Ecodriving et fibres optiques
Avec Greenrail II et Inograms, c’est la carte des économies d’énergies qui est jouée. Greenrail II a permis d’élaborer des algorithmes d’écodriving pour la gestion du trafic et pour les conducteurs de train. La mise au point de cette automatisation partielle a déjà permis aux opérateurs de réaliser de belles économies: « 21 millions d’euros d’économies par an », souligne Marcel Miller, président d’Alstom Belgique.
Améliorer l’efficience énergétique passe par la manière dont on conduit les trains. Cette amélioration passe aussi par la modernisation de la signalisation. Les câbles en cuivre qui relient les systèmes de gestion du réseau sont progressivement remplacés par des fibres optiques. Outre l’économie de six tonnes de cuivre par 100 kilomètres de voie, cette nouvelle technologie permet aussi d’économiser 90% des besoins en énergie. « Les effets leviers sur les coûts d’exploitation sont importants », insiste Marcel Miller.
Du métro de Londres aux trams de Sidney
Et demain? L’avenir se dessine déjà. Notamment pour les transports urbains. Une meilleure utilisation de l’énergie passe aussi par de nouvelles manières de distribution de celle-ci.
Le système HESOP, élaboré par l’industriel, vise par exemple à récupérer une grande partie de l’énergie de freinage des trams et des métros. Plutôt que de simplement la dissiper, et donc la gaspiller, l’industriel travaille sur un système qui redistribue cette énergie sur le réseau, au bénéfice d’autres trams sur la ligne. Le métro de Londres, celui de Milan ou encore le tram de Sidney utilisent déjà cette innovation qui permet une récupération, à 99%, de l’énergie. Ici aussi, cela se traduit par des économies en énergie pour les opérateurs mais également en réduction d’émissions de CO2.
Le système HESOP
La R&D publique wallonne en mutation
Lors de sa visite à Charleroi, le ministre Jean-Claude Marcourt a rappelé l’évolution du soutien de la Région à la R&D des entreprises wallonnes.
De 2008 à 2013, la Wallonie y a consacré 130 millions par an.
En 2014, ce budget a explosé : 295 millions étaient disponibles.
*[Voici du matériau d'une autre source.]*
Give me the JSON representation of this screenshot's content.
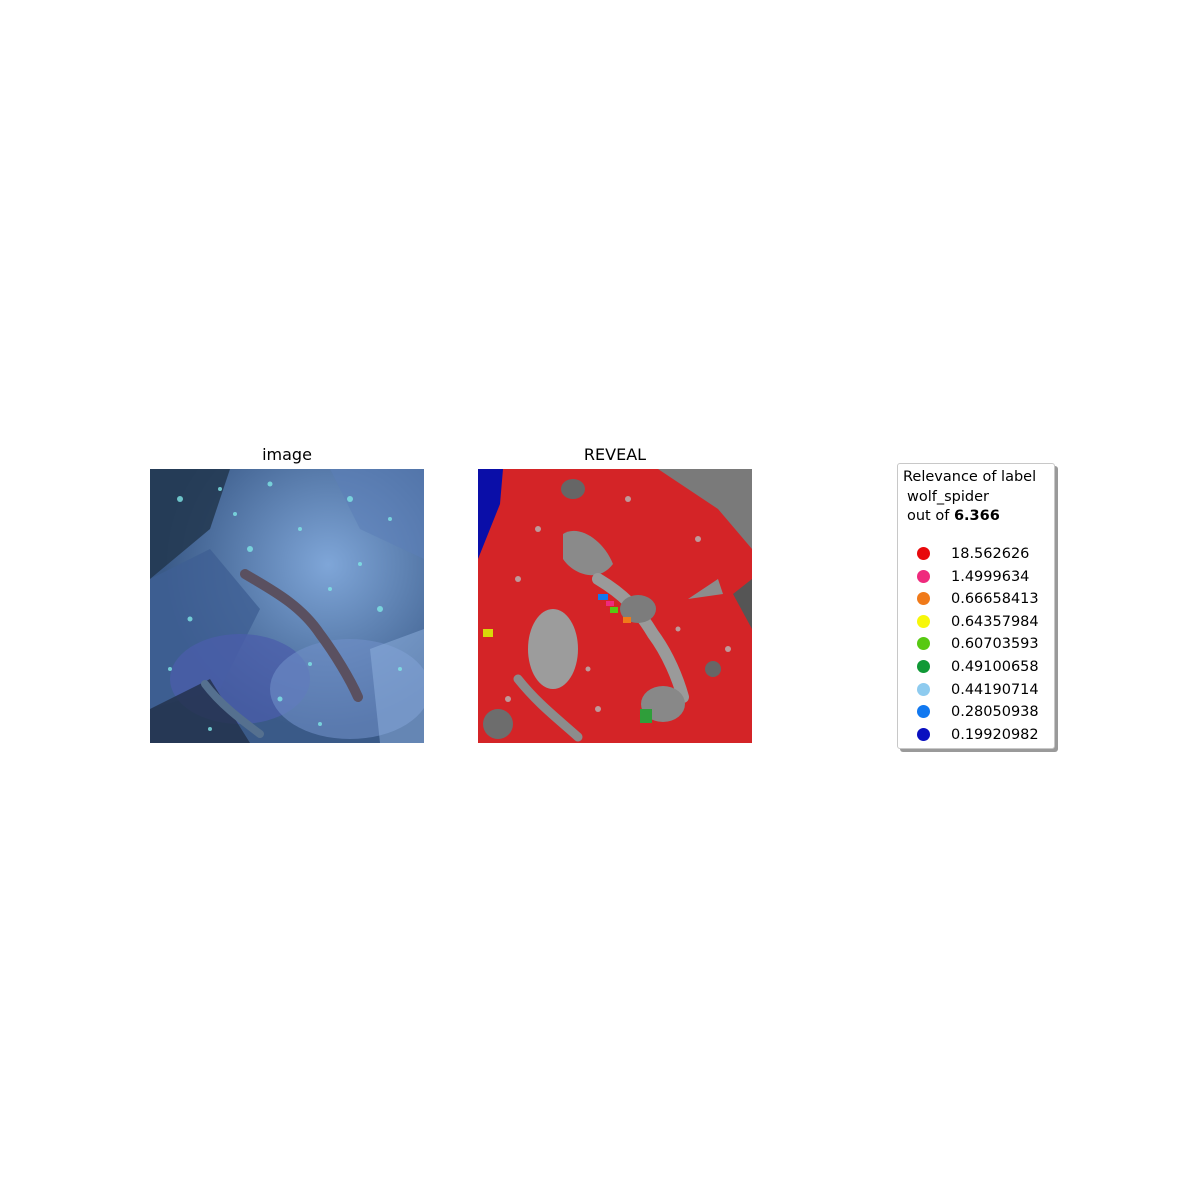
{
  "titles": {
    "left": "image",
    "right": "REVEAL"
  },
  "legend": {
    "title_line1": "Relevance of label",
    "title_line2": "wolf_spider",
    "title_prefix": "out of",
    "score": "6.366",
    "entries": [
      {
        "value": "18.562626",
        "color": "#e8090c"
      },
      {
        "value": "1.4999634",
        "color": "#ef2a7d"
      },
      {
        "value": "0.66658413",
        "color": "#f07a1a"
      },
      {
        "value": "0.64357984",
        "color": "#f7f70a"
      },
      {
        "value": "0.60703593",
        "color": "#57c912"
      },
      {
        "value": "0.49100658",
        "color": "#109936"
      },
      {
        "value": "0.44190714",
        "color": "#8ecbef"
      },
      {
        "value": "0.28050938",
        "color": "#1178f0"
      },
      {
        "value": "0.19920982",
        "color": "#0a10c0"
      }
    ]
  }
}
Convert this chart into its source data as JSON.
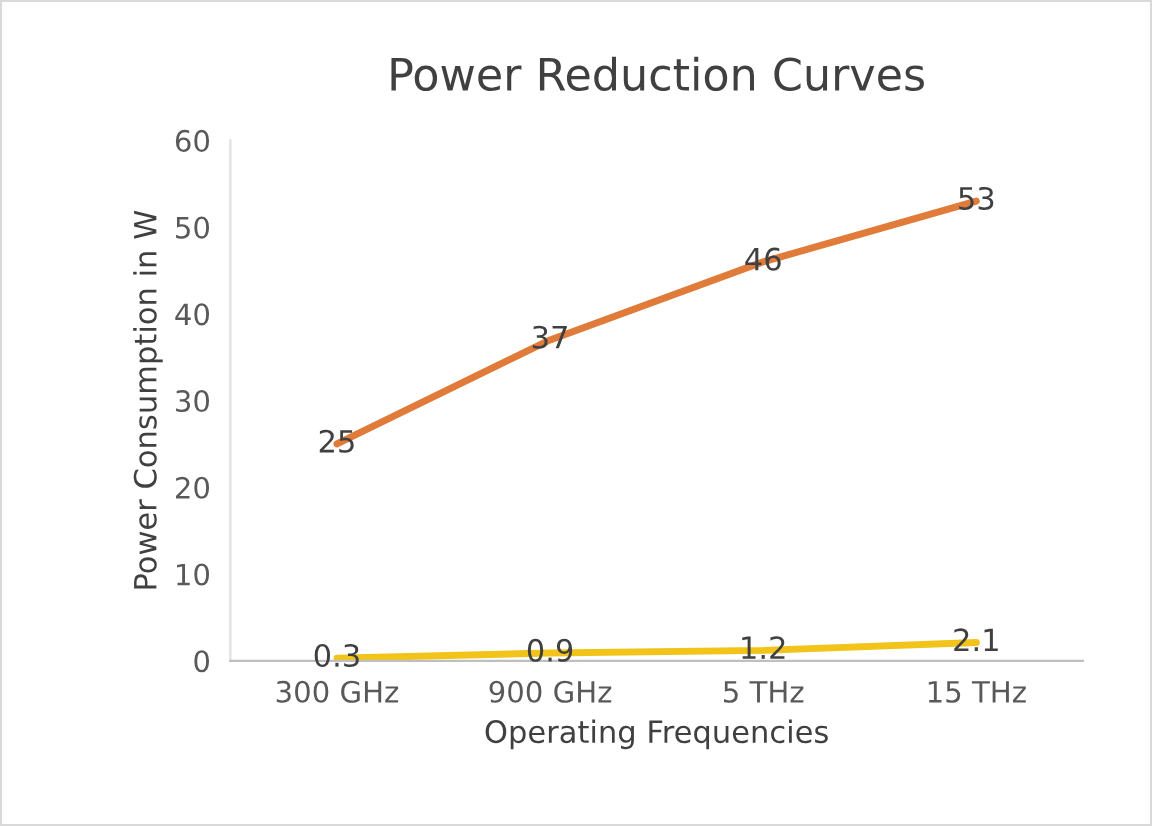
{
  "chart_data": {
    "type": "line",
    "title": "Power Reduction Curves",
    "xlabel": "Operating Frequencies",
    "ylabel": "Power Consumption in W",
    "categories": [
      "300 GHz",
      "900 GHz",
      "5 THz",
      "15 THz"
    ],
    "series": [
      {
        "color": "#e07b39",
        "values": [
          25,
          37,
          46,
          53
        ]
      },
      {
        "color": "#f2c318",
        "values": [
          0.3,
          0.9,
          1.2,
          2.1
        ]
      }
    ],
    "ylim": [
      0,
      60
    ],
    "yticks": [
      0,
      10,
      20,
      30,
      40,
      50,
      60
    ],
    "grid": false,
    "legend": false,
    "marker": "none",
    "line_style": "solid",
    "data_labels": true
  }
}
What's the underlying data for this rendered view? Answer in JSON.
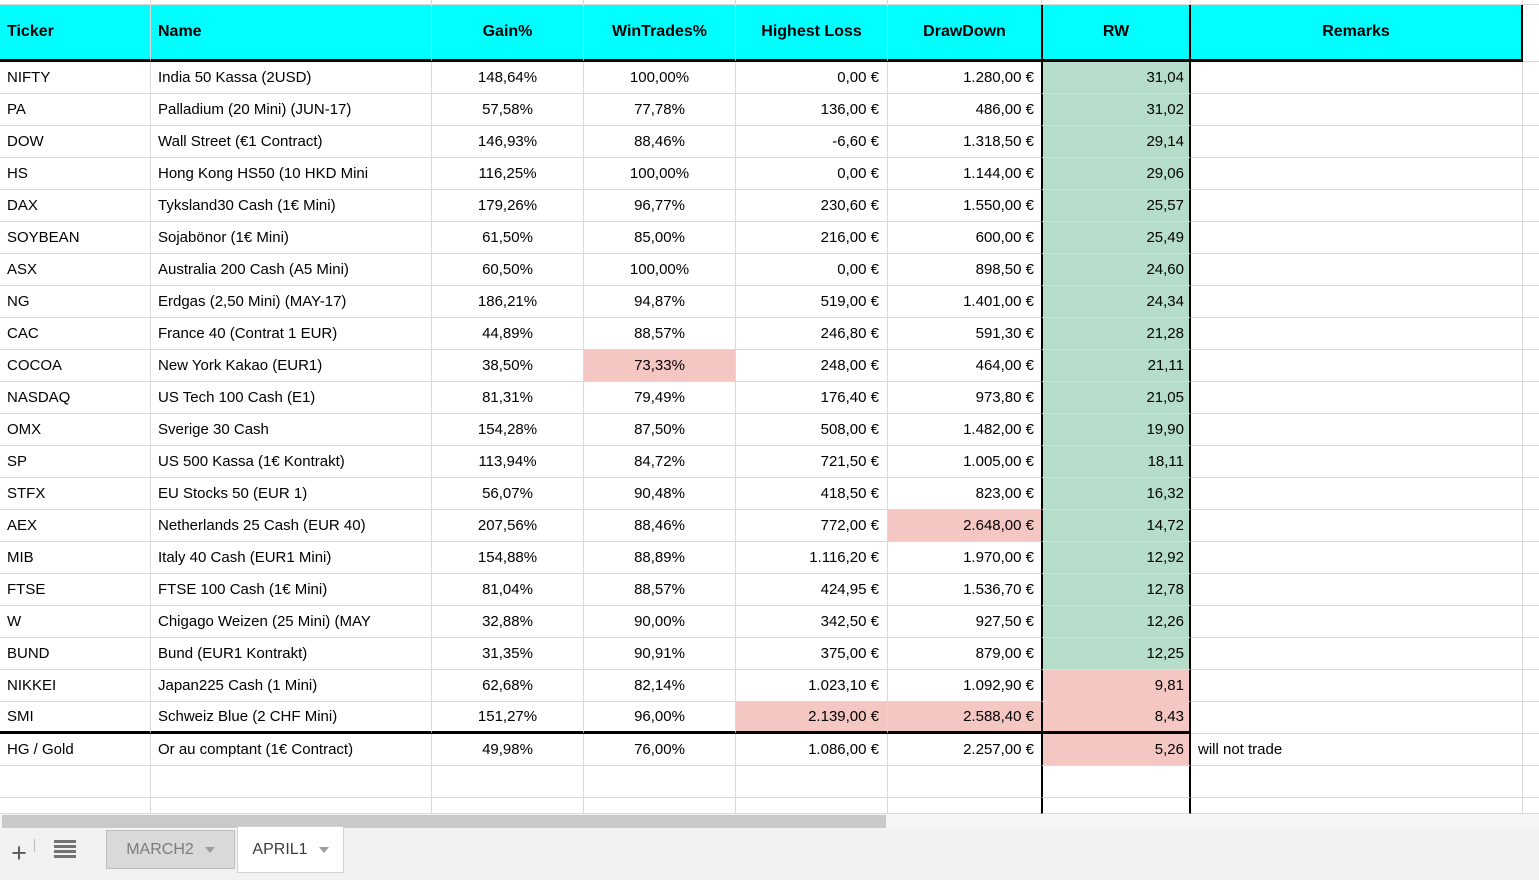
{
  "colors": {
    "header_bg": "#00ffff",
    "green": "#b5ddc9",
    "red": "#f4c7c3",
    "grid": "#d9d9d9",
    "scrollbar_thumb": "#c9c9c9",
    "scrollbar_track": "#f5f5f5",
    "tabbar_bg": "#f1f1f1",
    "tab_inactive_bg": "#d9d9d9",
    "tab_inactive_text": "#7c7c7c",
    "tab_active_bg": "#ffffff",
    "tab_active_text": "#3c3c3c",
    "icon": "#5a5a5a"
  },
  "columns": [
    {
      "key": "ticker",
      "label": "Ticker"
    },
    {
      "key": "name",
      "label": "Name"
    },
    {
      "key": "gain",
      "label": "Gain%"
    },
    {
      "key": "win",
      "label": "WinTrades%"
    },
    {
      "key": "loss",
      "label": "Highest Loss"
    },
    {
      "key": "dd",
      "label": "DrawDown"
    },
    {
      "key": "rw",
      "label": "RW"
    },
    {
      "key": "remarks",
      "label": "Remarks"
    }
  ],
  "rows": [
    {
      "ticker": "NIFTY",
      "name": "India 50 Kassa (2USD)",
      "gain": "148,64%",
      "win": "100,00%",
      "loss": "0,00 €",
      "dd": "1.280,00 €",
      "rw": "31,04",
      "remarks": "",
      "rw_bg": "green"
    },
    {
      "ticker": "PA",
      "name": "Palladium (20 Mini) (JUN-17)",
      "gain": "57,58%",
      "win": "77,78%",
      "loss": "136,00 €",
      "dd": "486,00 €",
      "rw": "31,02",
      "remarks": "",
      "rw_bg": "green"
    },
    {
      "ticker": "DOW",
      "name": "Wall Street (€1 Contract)",
      "gain": "146,93%",
      "win": "88,46%",
      "loss": "-6,60 €",
      "dd": "1.318,50 €",
      "rw": "29,14",
      "remarks": "",
      "rw_bg": "green"
    },
    {
      "ticker": "HS",
      "name": "Hong Kong HS50 (10 HKD Mini",
      "gain": "116,25%",
      "win": "100,00%",
      "loss": "0,00 €",
      "dd": "1.144,00 €",
      "rw": "29,06",
      "remarks": "",
      "rw_bg": "green"
    },
    {
      "ticker": "DAX",
      "name": "Tyksland30 Cash (1€ Mini)",
      "gain": "179,26%",
      "win": "96,77%",
      "loss": "230,60 €",
      "dd": "1.550,00 €",
      "rw": "25,57",
      "remarks": "",
      "rw_bg": "green"
    },
    {
      "ticker": "SOYBEAN",
      "name": "Sojabönor (1€ Mini)",
      "gain": "61,50%",
      "win": "85,00%",
      "loss": "216,00 €",
      "dd": "600,00 €",
      "rw": "25,49",
      "remarks": "",
      "rw_bg": "green"
    },
    {
      "ticker": "ASX",
      "name": "Australia 200 Cash (A5 Mini)",
      "gain": "60,50%",
      "win": "100,00%",
      "loss": "0,00 €",
      "dd": "898,50 €",
      "rw": "24,60",
      "remarks": "",
      "rw_bg": "green"
    },
    {
      "ticker": "NG",
      "name": "Erdgas (2,50 Mini) (MAY-17)",
      "gain": "186,21%",
      "win": "94,87%",
      "loss": "519,00 €",
      "dd": "1.401,00 €",
      "rw": "24,34",
      "remarks": "",
      "rw_bg": "green"
    },
    {
      "ticker": "CAC",
      "name": "France 40 (Contrat 1 EUR)",
      "gain": "44,89%",
      "win": "88,57%",
      "loss": "246,80 €",
      "dd": "591,30 €",
      "rw": "21,28",
      "remarks": "",
      "rw_bg": "green"
    },
    {
      "ticker": "COCOA",
      "name": "New York Kakao (EUR1)",
      "gain": "38,50%",
      "win": "73,33%",
      "loss": "248,00 €",
      "dd": "464,00 €",
      "rw": "21,11",
      "remarks": "",
      "rw_bg": "green",
      "win_bg": "red"
    },
    {
      "ticker": "NASDAQ",
      "name": "US Tech 100 Cash (E1)",
      "gain": "81,31%",
      "win": "79,49%",
      "loss": "176,40 €",
      "dd": "973,80 €",
      "rw": "21,05",
      "remarks": "",
      "rw_bg": "green"
    },
    {
      "ticker": "OMX",
      "name": "Sverige 30 Cash",
      "gain": "154,28%",
      "win": "87,50%",
      "loss": "508,00 €",
      "dd": "1.482,00 €",
      "rw": "19,90",
      "remarks": "",
      "rw_bg": "green"
    },
    {
      "ticker": "SP",
      "name": "US 500 Kassa (1€ Kontrakt)",
      "gain": "113,94%",
      "win": "84,72%",
      "loss": "721,50 €",
      "dd": "1.005,00 €",
      "rw": "18,11",
      "remarks": "",
      "rw_bg": "green"
    },
    {
      "ticker": "STFX",
      "name": "EU Stocks 50 (EUR 1)",
      "gain": "56,07%",
      "win": "90,48%",
      "loss": "418,50 €",
      "dd": "823,00 €",
      "rw": "16,32",
      "remarks": "",
      "rw_bg": "green"
    },
    {
      "ticker": "AEX",
      "name": "Netherlands 25 Cash (EUR 40)",
      "gain": "207,56%",
      "win": "88,46%",
      "loss": "772,00 €",
      "dd": "2.648,00 €",
      "rw": "14,72",
      "remarks": "",
      "rw_bg": "green",
      "dd_bg": "red"
    },
    {
      "ticker": "MIB",
      "name": "Italy 40 Cash (EUR1 Mini)",
      "gain": "154,88%",
      "win": "88,89%",
      "loss": "1.116,20 €",
      "dd": "1.970,00 €",
      "rw": "12,92",
      "remarks": "",
      "rw_bg": "green"
    },
    {
      "ticker": "FTSE",
      "name": "FTSE 100 Cash (1€ Mini)",
      "gain": "81,04%",
      "win": "88,57%",
      "loss": "424,95 €",
      "dd": "1.536,70 €",
      "rw": "12,78",
      "remarks": "",
      "rw_bg": "green"
    },
    {
      "ticker": "W",
      "name": "Chigago Weizen (25 Mini) (MAY",
      "gain": "32,88%",
      "win": "90,00%",
      "loss": "342,50 €",
      "dd": "927,50 €",
      "rw": "12,26",
      "remarks": "",
      "rw_bg": "green"
    },
    {
      "ticker": "BUND",
      "name": "Bund (EUR1 Kontrakt)",
      "gain": "31,35%",
      "win": "90,91%",
      "loss": "375,00 €",
      "dd": "879,00 €",
      "rw": "12,25",
      "remarks": "",
      "rw_bg": "green"
    },
    {
      "ticker": "NIKKEI",
      "name": "Japan225 Cash (1 Mini)",
      "gain": "62,68%",
      "win": "82,14%",
      "loss": "1.023,10 €",
      "dd": "1.092,90 €",
      "rw": "9,81",
      "remarks": "",
      "rw_bg": "red"
    },
    {
      "ticker": "SMI",
      "name": "Schweiz Blue (2 CHF Mini)",
      "gain": "151,27%",
      "win": "96,00%",
      "loss": "2.139,00 €",
      "dd": "2.588,40 €",
      "rw": "8,43",
      "remarks": "",
      "rw_bg": "red",
      "loss_bg": "red",
      "dd_bg": "red",
      "thick": true
    },
    {
      "ticker": "HG / Gold",
      "name": "Or au comptant (1€ Contract)",
      "gain": "49,98%",
      "win": "76,00%",
      "loss": "1.086,00 €",
      "dd": "2.257,00 €",
      "rw": "5,26",
      "remarks": "will not trade",
      "rw_bg": "red"
    },
    {
      "ticker": "",
      "name": "",
      "gain": "",
      "win": "",
      "loss": "",
      "dd": "",
      "rw": "",
      "remarks": ""
    },
    {
      "ticker": "",
      "name": "",
      "gain": "",
      "win": "",
      "loss": "",
      "dd": "",
      "rw": "",
      "remarks": "",
      "partial": true
    }
  ],
  "footer": {
    "add_sheet_label": "+",
    "tabs": [
      {
        "label": "MARCH2",
        "active": false
      },
      {
        "label": "APRIL1",
        "active": true
      }
    ]
  }
}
En 2015, l’effort public wallon avoisinera les 220 millions.
Le Ministre de l’Economie, de l’Industrie de l’Innovation et du Numérique en Wallonie qui est désormais également Ministre de l’Enseignement supérieur, de la Recherche et des Médias de la Fédération Wallonie-Bruxelles a aussi annoncé une refonte du mode de financement de la R&D dans la région.
« On passe d’une logique top-down à une approche bottom-up », a-t-il dit. « L’initiative va être laissée aux entreprises, seules ou en association avec une ou plusieurs universités. Nous allons aussi financer à l’avenir des infrastructures, y compris des bâtiments. De même, nous allons aussi financer des équipements exceptionnels. L’innovation concernée ne devra pas exclusivement porter sur des produits ou sur la technologie. Pour prétendre à un financement wallon, elle peut très bien aussi porter sur des process, des procédés ».